Outcome Receipts as the Final Piece
The async pattern without receipts gets you: "The event arrived and the job started." What you actually need is: "The job finished and the data committed." Without receipts, you cannot distinguish between a job that completed successfully and one that silently failed. See why delivered doesn't mean applied and the HookTunnel flat $19/month Pro plan to add outcome receipts to your webhook pipeline.
An outcome receipt is a signed HTTP callback that your async worker sends to the webhook infrastructure after the database write commits and the transaction closes. Not after the function returns. Not after the job status updates to "completed." After the actual durable state change.
The implementation in the worker is straightforward:
async function processPayment(paymentIntent) {
const client = await pool.connect();
try {
await client.query('BEGIN');
const customer = await client.query('SELECT * FROM customers WHERE stripe_customer_id = $1', [paymentIntent.customer]);
const order = await client.query(
'INSERT INTO orders (customer_id, amount, stripe_payment_intent_id) VALUES ($1, $2, $3) RETURNING id',
[customer.rows[0].id, paymentIntent.amount, paymentIntent.id]
);
await client.query('COMMIT');
// Receipt goes AFTER COMMIT — not before, not during
await sendOutcomeReceipt({
stripeEventId: paymentIntent.id,
orderId: order.rows[0].id,
status: 'applied_confirmed',
});
} catch (err) {
await client.query('ROLLBACK');
await sendOutcomeReceipt({
stripeEventId: paymentIntent.id,
status: 'applied_failed',
reason: err.message,
});
throw err;
} finally {
client.release();
}
}
async function sendOutcomeReceipt(payload) {
const timestamp = Date.now();
const body = JSON.stringify({ ...payload, timestamp });
const hmac = crypto.createHmac('sha256', process.env.RECEIPT_SIGNING_SECRET);
hmac.update(body);
const signature = hmac.digest('hex');
await fetch(`${process.env.HOOKTUNNEL_RECEIPT_URL}`, {
method: 'POST',
headers: {
'Content-Type': 'application/json',
'X-HookTunnel-Signature': signature,
},
body,
});
}
The receipt is signed with an HMAC using a secret shared with HookTunnel.
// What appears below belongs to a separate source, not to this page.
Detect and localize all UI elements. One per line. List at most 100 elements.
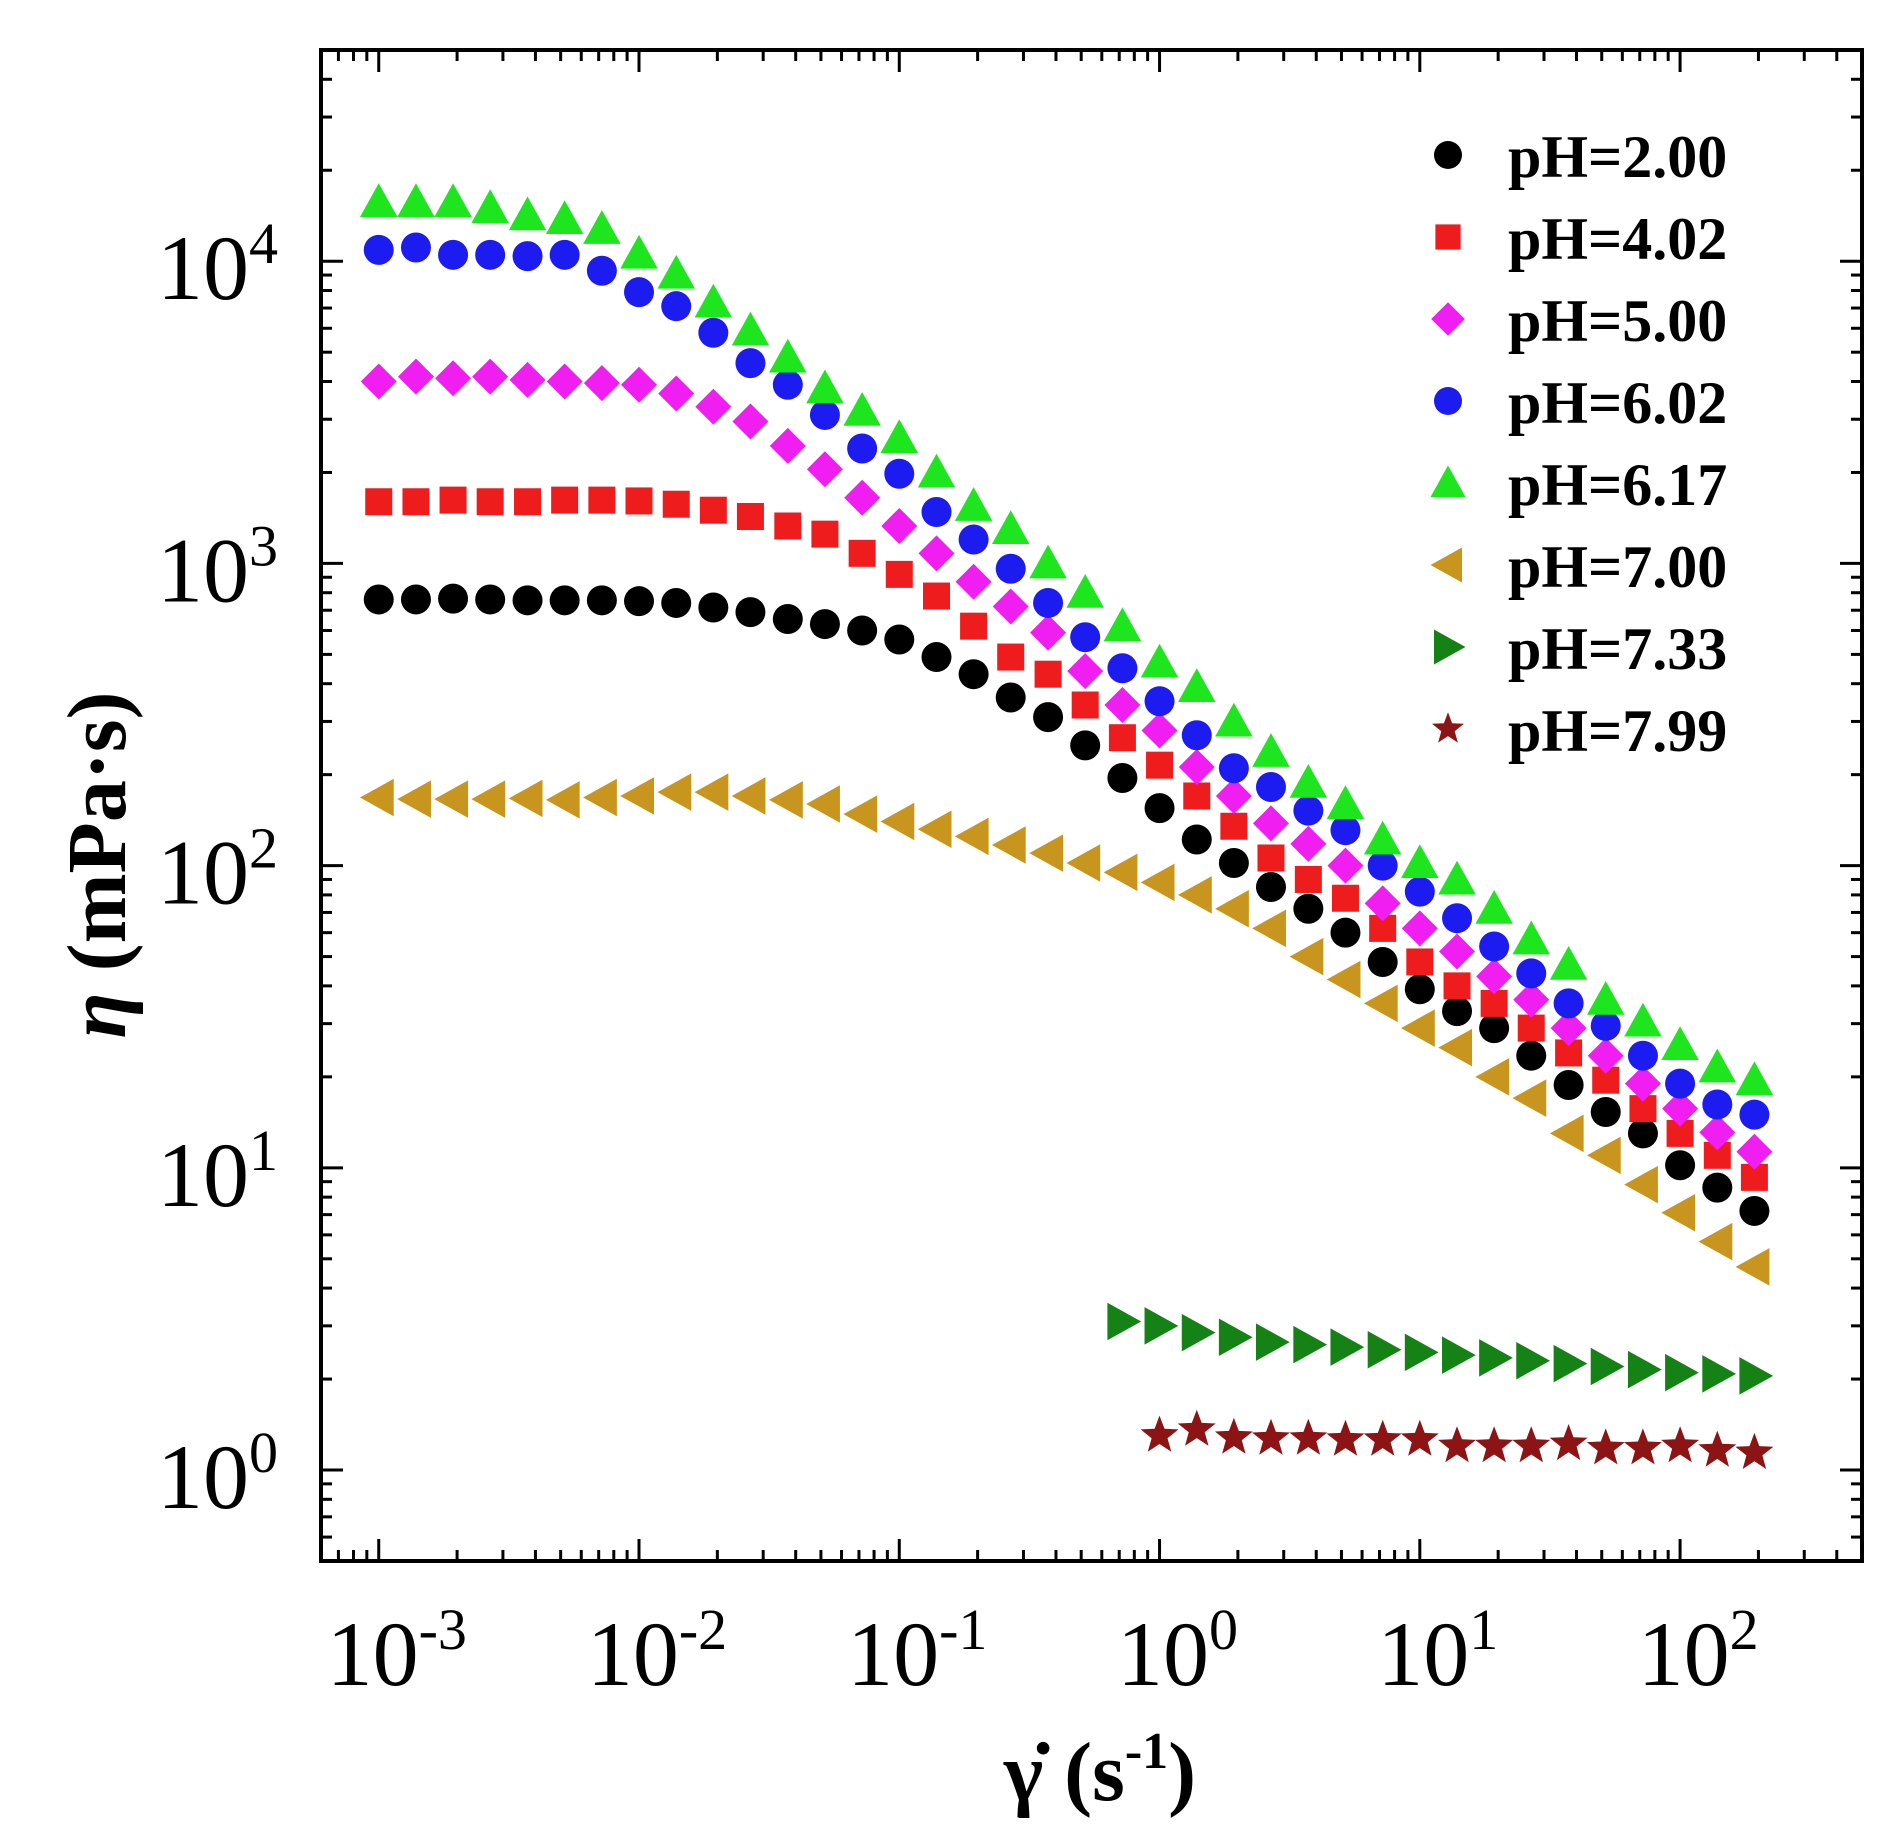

The timestamp is included in the signed payload to prevent replay attacks. HookTunnel verifies the signature before accepting the receipt.
Now you have three facts with timestamps:
- The event was received by your handler (Delivered)
- The database transaction committed (Applied — from the receipt)
- The gap between them, if any
When the customer calls, you can look at the event in HookTunnel and see Applied Confirmed at 14:03:51, 44 seconds after the event arrived. Or you see Delivered but no Applied state, and you know the async processing failed and can check the worker logs for that specific event ID.
The acknowledge-fast pattern solves timeouts. Outcome receipts solve observability. You need both.